Typical Dosing and How Quickly It Works
The standard approach is 10 mg taken by mouth three times daily. Some sources recommend dosing every six to eight hours. In the chemotherapy-related hiccup trial, patients took 10 mg three times a day for three days, which was enough to resolve hiccups in almost all cases. Relief often begins within hours of the first dose, though it can take a few doses for full effect. Most patients in clinical studies saw their hiccups stop within the first one to two days of treatment.
Side Effects to Expect
Baclofen works on the central nervous system, and its side effects reflect that. The most common ones at the doses used for hiccups include drowsiness, dizziness (especially when standing up quickly), confusion, headache, trouble sleeping, and general fatigue. These effects are typically mild at the low doses used for hiccup treatment and often improve as your body adjusts.
The more serious concern is for people with kidney problems. Baclofen is cleared almost entirely by the kidneys, with 70 to 80% of the drug eliminated through renal excretion. In people with reduced kidney function, the drug can accumulate to toxic levels even at low doses, sometimes within just two to three days of starting treatment. Older adults, people taking other sedating medications, and those who drink alcohol are also at higher risk for toxicity.
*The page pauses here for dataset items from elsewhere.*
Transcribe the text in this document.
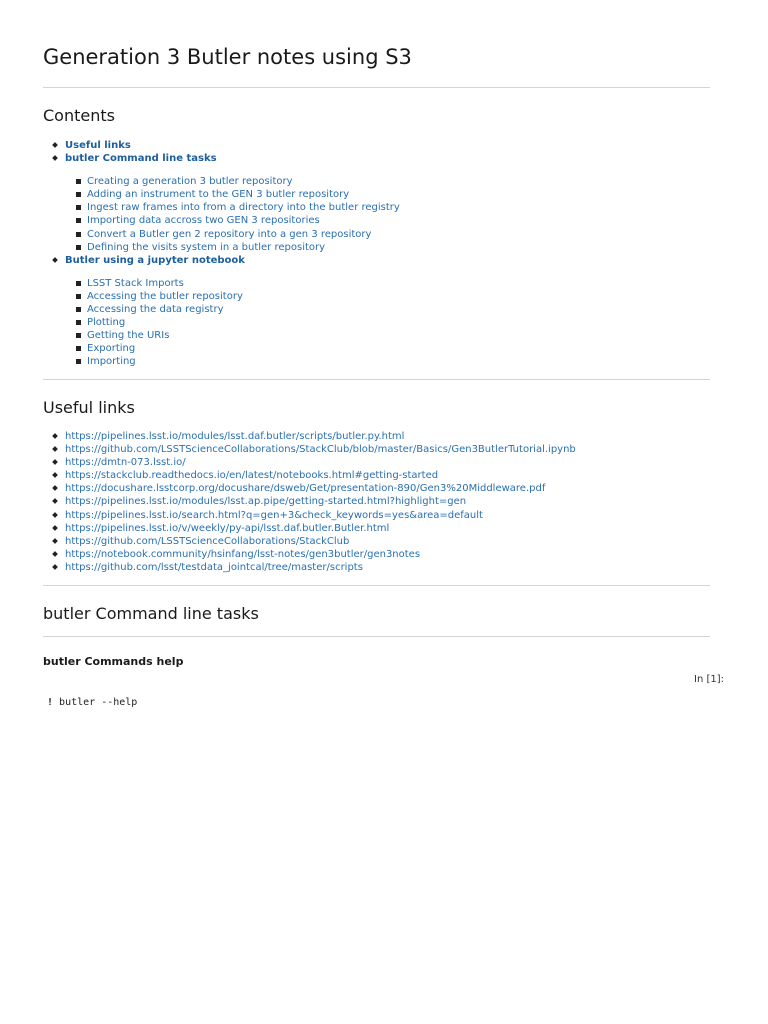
Generation 3 Butler notes using S3
Contents
Useful links
butler Command line tasks
Creating a generation 3 butler repository
Adding an instrument to the GEN 3 butler repository
Ingest raw frames into from a directory into the butler registry
Importing data accross two GEN 3 repositories
Convert a Butler gen 2 repository into a gen 3 repository
Defining the visits system in a butler repository
Butler using a jupyter notebook
LSST Stack Imports
Accessing the butler repository
Accessing the data registry
Plotting
Getting the URIs
Exporting
Importing
Useful links
https://pipelines.lsst.io/modules/lsst.daf.butler/scripts/butler.py.html
https://github.com/LSSTScienceCollaborations/StackClub/blob/master/Basics/Gen3ButlerTutorial.ipynb
https://dmtn-073.lsst.io/
https://stackclub.readthedocs.io/en/latest/notebooks.html#getting-started
https://docushare.lsstcorp.org/docushare/dsweb/Get/presentation-890/Gen3%20Middleware.pdf
https://pipelines.lsst.io/modules/lsst.ap.pipe/getting-started.html?highlight=gen
https://pipelines.lsst.io/search.html?q=gen+3&check_keywords=yes&area=default
https://pipelines.lsst.io/v/weekly/py-api/lsst.daf.butler.Butler.html
https://github.com/LSSTScienceCollaborations/StackClub
https://notebook.community/hsinfang/lsst-notes/gen3butler/gen3notes
https://github.com/lsst/testdata_jointcal/tree/master/scripts
butler Command line tasks
butler Commands help
In [1]:
! butler --help
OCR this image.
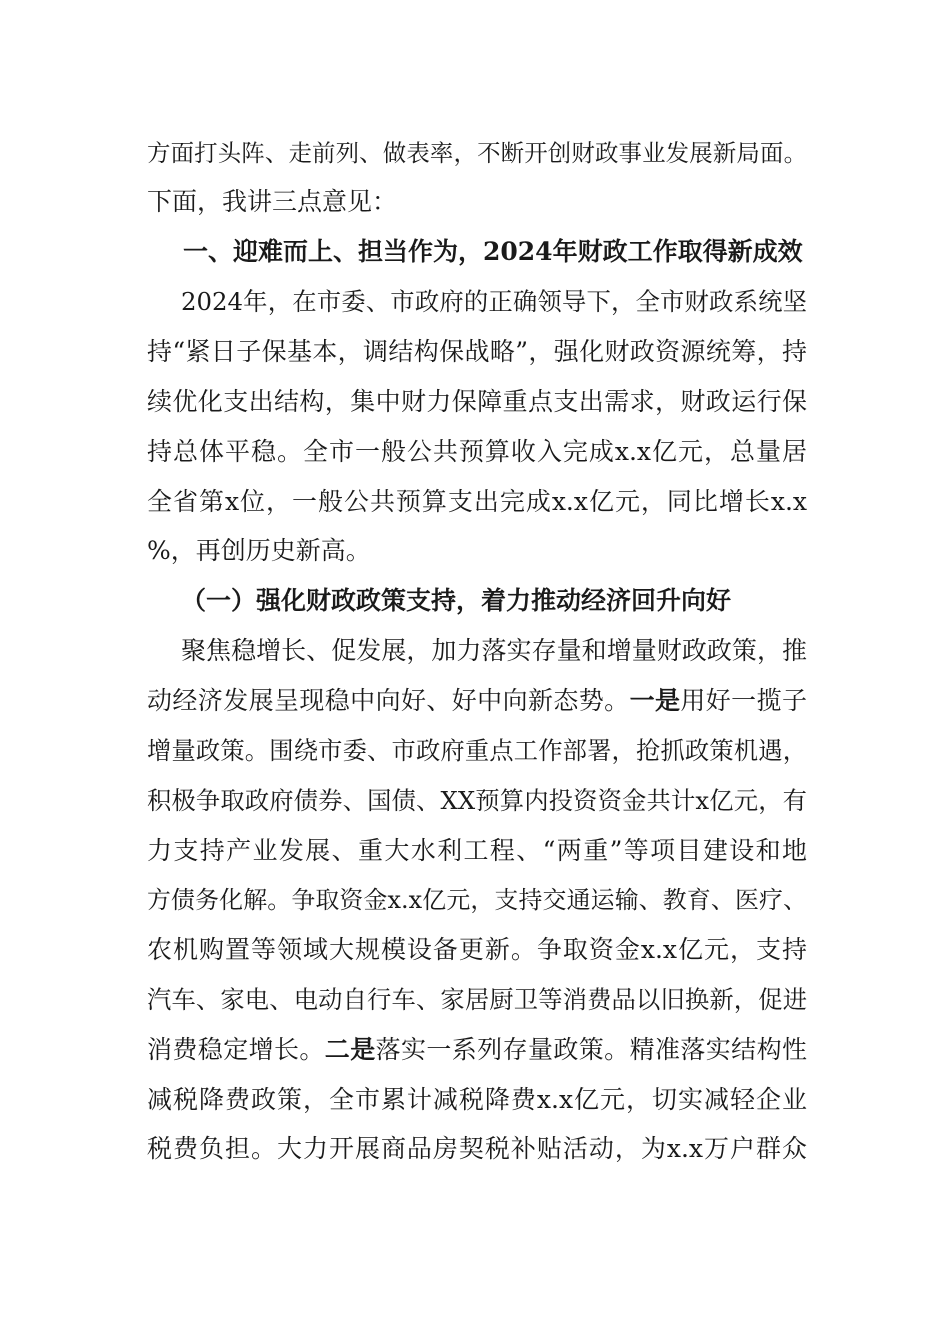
方面打头阵、走前列、做表率，不断开创财政事业发展新局面。
下面，我讲三点意见：
一、迎难而上、担当作为，2024年财政工作取得新成效
2024年，在市委、市政府的正确领导下，全市财政系统坚
持“紧日子保基本，调结构保战略”，强化财政资源统筹，持
续优化支出结构，集中财力保障重点支出需求，财政运行保
持总体平稳。全市一般公共预算收入完成x.x亿元，总量居
全省第x位，一般公共预算支出完成x.x亿元，同比增长x.x
%，再创历史新高。
（一）强化财政政策支持，着力推动经济回升向好
聚焦稳增长、促发展，加力落实存量和增量财政政策，推
动经济发展呈现稳中向好、好中向新态势。一是用好一揽子
增量政策。围绕市委、市政府重点工作部署，抢抓政策机遇，
积极争取政府债券、国债、XX预算内投资资金共计x亿元，有
力支持产业发展、重大水利工程、“两重”等项目建设和地
方债务化解。争取资金x.x亿元，支持交通运输、教育、医疗、
农机购置等领域大规模设备更新。争取资金x.x亿元，支持
汽车、家电、电动自行车、家居厨卫等消费品以旧换新，促进
消费稳定增长。二是落实一系列存量政策。精准落实结构性
减税降费政策，全市累计减税降费x.x亿元，切实减轻企业
税费负担。大力开展商品房契税补贴活动，为x.x万户群众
If you have any degree of kidney impairment, your doctor will need to adjust the dose carefully or consider an alternative.
When Baclofen Is Typically Prescribed
Doctors generally reserve baclofen for hiccups that have lasted more than 48 hours (called “persistent” hiccups) or more than a month (“intractable” hiccups). Ordinary hiccups that last a few minutes or even a few hours almost never need medication. But when hiccups persist, they can disrupt sleep, make eating difficult, and significantly affect quality of life.
Baclofen has shown effectiveness across a range of underlying causes: stroke-related hiccups, chemotherapy-induced hiccups, hiccups associated with gastroesophageal problems, and cases where no clear cause can be identified. Because treatment selection depends on what’s driving the hiccups and what other health issues are present, the choice between baclofen and alternatives like gabapentin or metoclopramide is individualized. That said, baclofen’s rapid onset, strong trial data, and relatively mild side effect profile at typical doses make it one of the most commonly reached-for options in clinical practice.